As we could see from the analysis, Data Engineers can pretty much work from anywhere if they have the skills. The most relevant skills are spark for data processing and other cloud software like aws and snowflake. The highest paid skills mongo, vue and solidity. In spite of them being the highest paying skills, the next graph shows us that there are very little job offerings which require those skills. The ones that do pay a lot more than basic skills like sql and python that are common and show up at least 15-20% of the time in job postings are scala, nosql, airflow and kafka. Lastly, from the way that the skills are trending for data engineers during the year, we can see that theres a surge for data engineers during July and another surge at November and December, at the end of the year, instead of at the start like we would assume.
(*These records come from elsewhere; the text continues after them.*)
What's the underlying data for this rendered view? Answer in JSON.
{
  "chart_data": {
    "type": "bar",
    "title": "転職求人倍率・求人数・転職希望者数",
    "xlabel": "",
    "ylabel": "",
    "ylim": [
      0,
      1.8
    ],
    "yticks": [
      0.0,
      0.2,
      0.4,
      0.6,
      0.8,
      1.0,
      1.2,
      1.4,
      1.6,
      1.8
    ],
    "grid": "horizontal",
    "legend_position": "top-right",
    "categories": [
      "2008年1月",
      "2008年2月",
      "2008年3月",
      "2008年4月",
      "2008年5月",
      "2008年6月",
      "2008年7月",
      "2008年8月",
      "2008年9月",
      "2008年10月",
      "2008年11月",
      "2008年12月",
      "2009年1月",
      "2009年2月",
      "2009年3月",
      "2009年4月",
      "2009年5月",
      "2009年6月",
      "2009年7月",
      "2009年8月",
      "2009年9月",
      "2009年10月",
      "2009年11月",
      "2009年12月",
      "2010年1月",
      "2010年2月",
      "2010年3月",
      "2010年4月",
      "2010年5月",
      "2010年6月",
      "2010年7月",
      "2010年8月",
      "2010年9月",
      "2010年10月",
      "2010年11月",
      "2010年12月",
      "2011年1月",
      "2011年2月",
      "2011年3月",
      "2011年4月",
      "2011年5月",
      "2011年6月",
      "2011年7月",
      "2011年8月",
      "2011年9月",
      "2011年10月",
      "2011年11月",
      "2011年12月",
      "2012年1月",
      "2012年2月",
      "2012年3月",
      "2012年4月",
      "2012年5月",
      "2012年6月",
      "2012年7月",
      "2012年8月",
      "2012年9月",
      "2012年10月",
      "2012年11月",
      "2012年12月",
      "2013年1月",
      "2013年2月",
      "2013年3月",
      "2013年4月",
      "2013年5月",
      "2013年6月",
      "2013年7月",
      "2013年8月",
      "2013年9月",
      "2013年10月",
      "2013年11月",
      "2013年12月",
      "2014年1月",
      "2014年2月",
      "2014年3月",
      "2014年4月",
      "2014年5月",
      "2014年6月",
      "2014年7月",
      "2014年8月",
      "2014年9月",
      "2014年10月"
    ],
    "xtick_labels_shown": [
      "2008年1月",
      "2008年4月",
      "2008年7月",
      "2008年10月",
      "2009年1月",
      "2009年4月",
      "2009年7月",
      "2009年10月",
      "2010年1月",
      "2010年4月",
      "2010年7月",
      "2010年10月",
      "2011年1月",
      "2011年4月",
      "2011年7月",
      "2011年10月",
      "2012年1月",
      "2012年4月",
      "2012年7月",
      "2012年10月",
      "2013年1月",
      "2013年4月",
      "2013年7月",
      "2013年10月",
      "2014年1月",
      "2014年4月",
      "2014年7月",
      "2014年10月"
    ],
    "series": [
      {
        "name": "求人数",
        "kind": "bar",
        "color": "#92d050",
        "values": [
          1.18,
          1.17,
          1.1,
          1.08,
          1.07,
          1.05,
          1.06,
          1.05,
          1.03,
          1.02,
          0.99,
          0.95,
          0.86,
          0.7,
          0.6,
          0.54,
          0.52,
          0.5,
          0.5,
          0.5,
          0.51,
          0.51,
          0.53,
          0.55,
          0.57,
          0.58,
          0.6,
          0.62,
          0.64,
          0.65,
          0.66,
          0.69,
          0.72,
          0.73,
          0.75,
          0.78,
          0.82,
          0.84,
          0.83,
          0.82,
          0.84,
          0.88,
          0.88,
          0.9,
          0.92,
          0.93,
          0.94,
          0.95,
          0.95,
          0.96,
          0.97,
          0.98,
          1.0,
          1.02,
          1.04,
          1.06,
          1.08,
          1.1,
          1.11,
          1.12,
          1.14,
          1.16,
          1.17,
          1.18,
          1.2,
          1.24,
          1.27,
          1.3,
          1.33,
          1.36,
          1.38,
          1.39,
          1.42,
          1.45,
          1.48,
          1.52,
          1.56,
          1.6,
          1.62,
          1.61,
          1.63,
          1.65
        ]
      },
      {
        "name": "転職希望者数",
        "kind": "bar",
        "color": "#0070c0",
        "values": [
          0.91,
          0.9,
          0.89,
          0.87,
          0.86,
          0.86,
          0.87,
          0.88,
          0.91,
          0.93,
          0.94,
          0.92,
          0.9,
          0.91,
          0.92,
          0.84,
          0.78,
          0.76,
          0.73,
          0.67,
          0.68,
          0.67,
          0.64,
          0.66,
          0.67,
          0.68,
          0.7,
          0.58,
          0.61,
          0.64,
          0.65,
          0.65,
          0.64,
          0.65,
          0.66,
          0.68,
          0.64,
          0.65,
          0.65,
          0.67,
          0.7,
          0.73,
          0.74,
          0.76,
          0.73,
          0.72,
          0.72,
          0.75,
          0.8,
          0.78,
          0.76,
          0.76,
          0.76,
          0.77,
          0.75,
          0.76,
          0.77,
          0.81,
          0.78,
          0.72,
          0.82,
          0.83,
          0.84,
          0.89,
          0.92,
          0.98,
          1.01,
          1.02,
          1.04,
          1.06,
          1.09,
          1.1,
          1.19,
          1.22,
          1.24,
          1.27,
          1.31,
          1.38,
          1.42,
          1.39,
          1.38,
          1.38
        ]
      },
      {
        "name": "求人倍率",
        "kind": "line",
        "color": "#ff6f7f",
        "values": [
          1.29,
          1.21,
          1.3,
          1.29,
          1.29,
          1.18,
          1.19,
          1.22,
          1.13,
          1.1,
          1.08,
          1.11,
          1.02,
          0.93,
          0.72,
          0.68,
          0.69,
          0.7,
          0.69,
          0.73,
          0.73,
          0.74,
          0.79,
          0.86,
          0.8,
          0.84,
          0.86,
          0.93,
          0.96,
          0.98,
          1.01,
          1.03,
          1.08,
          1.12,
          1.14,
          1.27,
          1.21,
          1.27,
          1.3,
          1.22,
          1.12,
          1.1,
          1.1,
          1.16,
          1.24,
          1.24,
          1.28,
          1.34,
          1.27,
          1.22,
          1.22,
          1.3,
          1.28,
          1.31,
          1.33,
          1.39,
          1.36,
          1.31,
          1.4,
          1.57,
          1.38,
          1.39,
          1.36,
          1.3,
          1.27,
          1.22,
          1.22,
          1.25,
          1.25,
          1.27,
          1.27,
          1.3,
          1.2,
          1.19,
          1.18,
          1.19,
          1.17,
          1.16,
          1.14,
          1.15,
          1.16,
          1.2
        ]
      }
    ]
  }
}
The main problem that I faced with this analysis is that the visualization customization is very difficult and doesn't feel natural or intuitive - it feels really clunky. I would much rather use my smaller final filtered dataframe thats ready for visualization and export it to excel where it would be easier, or use tableau or google looker studio to make it more visually appealing and tidy, because now some formatting issues make the visualizations good, but not perfect.
Flipping, merging, sorting and counting values in dataframes feels pretty intuitive and I would say that those things are really pythons main strength. Especially when working with big datasets, excel feels clunky, but python feels like its just doing the job for you.
In conclusion, this was a great learning experience and I learned a lot about Python and brushed up my skills of analyzing data while doing this course.